Recklinghausen (ots) – Am Donnerstag (22.06.) hat das Polizeipräsidium Recklinghausen in einem großangelegten Polizeieinsatz die Bewohner eines Hochhauses an der Steinstraße in Gladbeck kontrolliert.

Während der Maßnahme, die in den frühen Morgenstunden begann, war der Bereich um das Hochhaus weiträumig abgesperrt. Beamte der Einsatzhundertschaft und der Diensthundeführerstaffel waren hierfür im Einsatz.

Ziel der Maßnahme war die Feststellung der Identität der Bewohner, welche sich in den etwa 120 Wohneinheiten aufhalten.

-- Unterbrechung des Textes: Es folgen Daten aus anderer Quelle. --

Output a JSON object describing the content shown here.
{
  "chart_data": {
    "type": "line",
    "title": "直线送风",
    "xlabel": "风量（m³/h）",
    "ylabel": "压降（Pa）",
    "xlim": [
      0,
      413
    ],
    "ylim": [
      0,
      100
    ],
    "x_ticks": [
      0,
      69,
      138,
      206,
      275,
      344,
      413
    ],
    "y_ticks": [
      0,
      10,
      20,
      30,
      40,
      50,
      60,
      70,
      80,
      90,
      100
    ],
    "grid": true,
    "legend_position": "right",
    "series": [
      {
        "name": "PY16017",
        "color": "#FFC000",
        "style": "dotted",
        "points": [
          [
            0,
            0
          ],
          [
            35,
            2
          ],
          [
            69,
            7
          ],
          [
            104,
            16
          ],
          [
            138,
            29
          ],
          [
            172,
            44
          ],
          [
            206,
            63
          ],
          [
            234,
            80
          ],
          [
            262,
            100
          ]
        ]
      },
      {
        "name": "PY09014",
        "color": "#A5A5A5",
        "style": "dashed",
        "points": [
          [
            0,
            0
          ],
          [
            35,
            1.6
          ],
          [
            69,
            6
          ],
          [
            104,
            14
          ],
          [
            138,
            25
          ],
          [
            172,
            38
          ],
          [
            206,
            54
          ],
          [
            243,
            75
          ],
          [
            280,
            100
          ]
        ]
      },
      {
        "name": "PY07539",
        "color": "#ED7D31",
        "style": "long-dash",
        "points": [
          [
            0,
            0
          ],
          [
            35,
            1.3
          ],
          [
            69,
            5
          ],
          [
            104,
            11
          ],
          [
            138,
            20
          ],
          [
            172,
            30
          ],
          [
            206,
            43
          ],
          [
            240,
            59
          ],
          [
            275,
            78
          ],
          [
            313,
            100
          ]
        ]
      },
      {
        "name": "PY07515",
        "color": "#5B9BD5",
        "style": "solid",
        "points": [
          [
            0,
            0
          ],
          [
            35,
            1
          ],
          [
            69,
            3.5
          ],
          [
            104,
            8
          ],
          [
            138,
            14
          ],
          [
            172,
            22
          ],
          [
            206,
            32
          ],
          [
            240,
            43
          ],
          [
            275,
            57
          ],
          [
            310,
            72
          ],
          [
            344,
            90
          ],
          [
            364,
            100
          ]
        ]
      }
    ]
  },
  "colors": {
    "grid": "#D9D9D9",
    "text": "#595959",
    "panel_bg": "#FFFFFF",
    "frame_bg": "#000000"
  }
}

Hintergrund der Polizeiaktion ist, dass eine Vielzahl von ermittelten Tatverdächtigen die Steinstraße als Wohnanschrift angegeben haben. Dies steht teilweise im Widerspruch zu den tatsächlich dort gemeldeten Personen.

Aufgefallen sind Tatverdächtige schwerpunktmäßig bei Eigentumsdelikten wie z.B. Ladendiebstählen. Die Taten wurden sowohl regional als auch überregional begannen. Diese Personen standen im Fokus der heutigen Maßnahme, nicht bei allen Bewohnern handelt es sich um Straftäter.

Die Maßnahmen wurden mit Unterstützung der Stadt Gladbeck durchgeführt und endeten gegen 09:00 Uhr.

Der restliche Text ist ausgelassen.